The Commission has come to the “preliminary view” that Android unfairly favours Google, as the company pre-installs its own search engine and Chrome web browser by default on smartphones and tablets. This is particularly troublesome as Google does so as a condition in order to license certain other apps and has be found to be offering financial incentives to manufacturers and network operators to pre-install its own services. For example, the Commissions takes exception to the contracts that require Chrome to be pre-installed on devices in order to pre-load the Play Store.
Furthermore, the investigation believes that Google’s actions prevent manufacturers from selling mobile devices running forked Android operating systems. The commission drew specific notice to the “Anti-Fragmentation Agreement,” which companies must sign if they want to sell devices running a modified version of the Android operating sytem.

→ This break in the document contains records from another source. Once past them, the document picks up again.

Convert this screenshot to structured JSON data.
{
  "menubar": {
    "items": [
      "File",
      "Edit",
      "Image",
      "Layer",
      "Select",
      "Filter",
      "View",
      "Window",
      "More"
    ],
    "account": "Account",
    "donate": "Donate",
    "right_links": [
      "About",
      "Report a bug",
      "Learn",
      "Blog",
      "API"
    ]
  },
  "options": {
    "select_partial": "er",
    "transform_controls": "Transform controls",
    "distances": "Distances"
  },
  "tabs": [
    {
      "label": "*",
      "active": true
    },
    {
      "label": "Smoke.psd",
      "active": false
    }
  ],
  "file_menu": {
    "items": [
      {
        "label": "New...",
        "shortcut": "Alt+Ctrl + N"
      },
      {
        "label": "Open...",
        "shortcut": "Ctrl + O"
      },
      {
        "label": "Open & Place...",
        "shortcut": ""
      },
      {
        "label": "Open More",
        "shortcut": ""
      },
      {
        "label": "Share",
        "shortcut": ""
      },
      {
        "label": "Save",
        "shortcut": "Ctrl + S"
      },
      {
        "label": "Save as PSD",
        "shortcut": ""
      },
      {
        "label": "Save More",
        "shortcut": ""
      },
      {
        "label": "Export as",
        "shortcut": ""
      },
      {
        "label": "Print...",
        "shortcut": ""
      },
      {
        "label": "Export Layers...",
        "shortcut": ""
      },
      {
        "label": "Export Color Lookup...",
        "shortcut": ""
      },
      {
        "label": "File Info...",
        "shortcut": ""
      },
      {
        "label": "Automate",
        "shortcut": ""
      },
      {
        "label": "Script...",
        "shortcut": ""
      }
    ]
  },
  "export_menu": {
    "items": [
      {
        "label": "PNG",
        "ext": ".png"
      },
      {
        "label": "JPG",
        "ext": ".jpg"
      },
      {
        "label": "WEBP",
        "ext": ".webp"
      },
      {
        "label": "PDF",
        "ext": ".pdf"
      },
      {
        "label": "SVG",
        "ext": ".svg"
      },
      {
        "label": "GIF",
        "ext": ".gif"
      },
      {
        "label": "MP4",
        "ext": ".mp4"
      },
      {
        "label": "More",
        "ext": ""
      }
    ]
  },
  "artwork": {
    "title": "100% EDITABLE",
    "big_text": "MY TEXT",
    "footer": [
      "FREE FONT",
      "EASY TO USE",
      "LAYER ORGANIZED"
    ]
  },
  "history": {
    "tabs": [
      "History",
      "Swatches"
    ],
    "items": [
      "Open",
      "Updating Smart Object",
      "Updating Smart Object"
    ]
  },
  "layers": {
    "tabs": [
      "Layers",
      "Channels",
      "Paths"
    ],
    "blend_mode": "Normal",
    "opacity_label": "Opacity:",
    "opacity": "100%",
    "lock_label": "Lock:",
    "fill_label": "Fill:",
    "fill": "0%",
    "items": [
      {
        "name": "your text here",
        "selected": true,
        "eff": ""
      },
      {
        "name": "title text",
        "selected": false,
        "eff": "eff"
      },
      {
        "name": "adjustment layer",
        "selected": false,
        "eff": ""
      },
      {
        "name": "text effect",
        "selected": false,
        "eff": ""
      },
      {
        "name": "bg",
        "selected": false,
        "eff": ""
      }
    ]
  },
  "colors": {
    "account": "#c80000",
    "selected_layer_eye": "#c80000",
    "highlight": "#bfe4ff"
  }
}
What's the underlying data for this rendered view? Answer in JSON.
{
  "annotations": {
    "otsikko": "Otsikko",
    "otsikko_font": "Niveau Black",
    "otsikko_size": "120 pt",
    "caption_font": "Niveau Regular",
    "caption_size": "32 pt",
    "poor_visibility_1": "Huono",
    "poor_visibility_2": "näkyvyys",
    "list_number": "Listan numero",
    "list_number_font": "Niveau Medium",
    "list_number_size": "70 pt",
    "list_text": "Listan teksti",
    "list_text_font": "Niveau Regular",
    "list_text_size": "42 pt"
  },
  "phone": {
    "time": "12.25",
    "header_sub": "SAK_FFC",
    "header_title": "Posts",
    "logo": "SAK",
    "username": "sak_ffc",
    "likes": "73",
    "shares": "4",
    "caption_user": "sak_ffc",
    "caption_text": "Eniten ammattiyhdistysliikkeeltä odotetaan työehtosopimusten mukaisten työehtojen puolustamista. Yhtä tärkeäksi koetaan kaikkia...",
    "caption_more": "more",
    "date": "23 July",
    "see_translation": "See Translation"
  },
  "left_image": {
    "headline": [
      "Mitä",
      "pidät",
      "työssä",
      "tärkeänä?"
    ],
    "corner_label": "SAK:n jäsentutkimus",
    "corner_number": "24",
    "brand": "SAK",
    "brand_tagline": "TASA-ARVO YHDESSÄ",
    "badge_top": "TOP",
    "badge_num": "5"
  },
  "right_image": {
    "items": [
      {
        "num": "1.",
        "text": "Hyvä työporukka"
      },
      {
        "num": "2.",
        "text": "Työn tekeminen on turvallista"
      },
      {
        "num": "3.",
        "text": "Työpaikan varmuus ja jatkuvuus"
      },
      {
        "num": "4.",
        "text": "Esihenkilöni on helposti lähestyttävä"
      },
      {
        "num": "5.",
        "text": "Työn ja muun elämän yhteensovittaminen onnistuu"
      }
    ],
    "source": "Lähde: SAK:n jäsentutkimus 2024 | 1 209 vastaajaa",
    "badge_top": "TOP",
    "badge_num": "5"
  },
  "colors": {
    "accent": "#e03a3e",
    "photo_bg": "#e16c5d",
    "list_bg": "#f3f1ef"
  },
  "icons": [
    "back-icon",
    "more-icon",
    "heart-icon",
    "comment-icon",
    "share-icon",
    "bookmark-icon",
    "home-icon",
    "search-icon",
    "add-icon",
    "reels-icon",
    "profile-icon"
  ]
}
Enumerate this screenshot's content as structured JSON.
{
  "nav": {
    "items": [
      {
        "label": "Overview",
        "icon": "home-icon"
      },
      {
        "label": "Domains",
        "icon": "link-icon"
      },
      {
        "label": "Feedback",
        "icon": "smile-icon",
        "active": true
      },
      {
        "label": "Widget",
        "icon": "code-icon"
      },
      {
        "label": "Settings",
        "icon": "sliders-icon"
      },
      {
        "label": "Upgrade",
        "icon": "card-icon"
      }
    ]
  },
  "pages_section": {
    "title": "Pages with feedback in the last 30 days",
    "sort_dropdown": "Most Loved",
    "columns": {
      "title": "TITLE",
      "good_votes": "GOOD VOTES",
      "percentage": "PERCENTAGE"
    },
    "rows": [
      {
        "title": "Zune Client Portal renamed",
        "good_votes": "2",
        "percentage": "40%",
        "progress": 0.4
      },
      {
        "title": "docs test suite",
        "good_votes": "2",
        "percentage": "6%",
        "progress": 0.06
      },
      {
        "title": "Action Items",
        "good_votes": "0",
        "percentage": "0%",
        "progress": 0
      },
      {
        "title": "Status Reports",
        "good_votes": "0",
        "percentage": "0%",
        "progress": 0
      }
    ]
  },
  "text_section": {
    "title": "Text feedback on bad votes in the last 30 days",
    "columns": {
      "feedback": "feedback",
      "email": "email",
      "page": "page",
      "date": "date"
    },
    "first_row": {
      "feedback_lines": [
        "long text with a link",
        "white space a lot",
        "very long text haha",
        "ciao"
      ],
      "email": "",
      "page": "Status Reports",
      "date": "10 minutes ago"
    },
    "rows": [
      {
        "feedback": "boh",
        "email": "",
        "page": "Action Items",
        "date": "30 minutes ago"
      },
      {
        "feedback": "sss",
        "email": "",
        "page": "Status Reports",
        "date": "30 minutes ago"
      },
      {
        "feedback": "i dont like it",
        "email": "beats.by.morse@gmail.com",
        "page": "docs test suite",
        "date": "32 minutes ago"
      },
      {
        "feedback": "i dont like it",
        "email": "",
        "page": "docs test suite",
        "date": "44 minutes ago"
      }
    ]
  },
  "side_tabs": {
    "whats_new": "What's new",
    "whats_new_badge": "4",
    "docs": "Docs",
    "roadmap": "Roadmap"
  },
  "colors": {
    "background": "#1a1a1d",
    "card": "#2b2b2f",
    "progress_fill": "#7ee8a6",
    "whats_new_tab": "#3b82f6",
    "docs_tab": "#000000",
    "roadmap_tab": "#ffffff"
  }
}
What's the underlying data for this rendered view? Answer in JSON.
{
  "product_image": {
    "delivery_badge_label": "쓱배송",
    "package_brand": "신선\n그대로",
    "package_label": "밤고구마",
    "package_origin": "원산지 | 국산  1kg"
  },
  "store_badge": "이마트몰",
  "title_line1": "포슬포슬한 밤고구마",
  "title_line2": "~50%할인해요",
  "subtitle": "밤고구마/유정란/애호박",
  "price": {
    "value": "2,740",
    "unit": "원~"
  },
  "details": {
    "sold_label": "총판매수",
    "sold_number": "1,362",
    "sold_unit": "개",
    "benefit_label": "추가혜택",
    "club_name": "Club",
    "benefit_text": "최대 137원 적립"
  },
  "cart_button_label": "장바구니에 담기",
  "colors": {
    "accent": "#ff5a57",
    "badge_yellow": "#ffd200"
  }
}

“Our preliminary view is that Google has abused its dominant positions in these three markets. Its strategy to protect and strengthen its dominance in general internet search has two main elements: First, the practices mean that Google Search is pre-installed and set as the default, or exclusive, search service on most Android devices sold in Europe. Second, the practices close off ways for rival search engines to access the market, via competing mobile browsers and operating systems.” – Margrethe Vestager, the European Union’s commissioner for competition
Google was quick to reply to the decision, issuing an almost immediate response titled “Android’s Model of Open Innovation,” in which the company defends its practises as good for competition and consumers.
US technology companies are having a tough time fighting the European Commission’s various antitrust and tax avoidance rules lately. Margrethe Vestager, the competition commissioner, is currently overseeing cases against Apple, Amazon, Google, and Qualcomm.
This is just the opening stages of the case, so Google has time to defends itself from the accusations before the Commission rules on whether or not Google has broken its antitrust rules. If Google is found to have breached the rules, it could be fined up to 10 percent of the previous financial year’s turnover, which would come to $74.5 billion. Although this would be a particularly large fine. Google has 12 weeks in which to respond.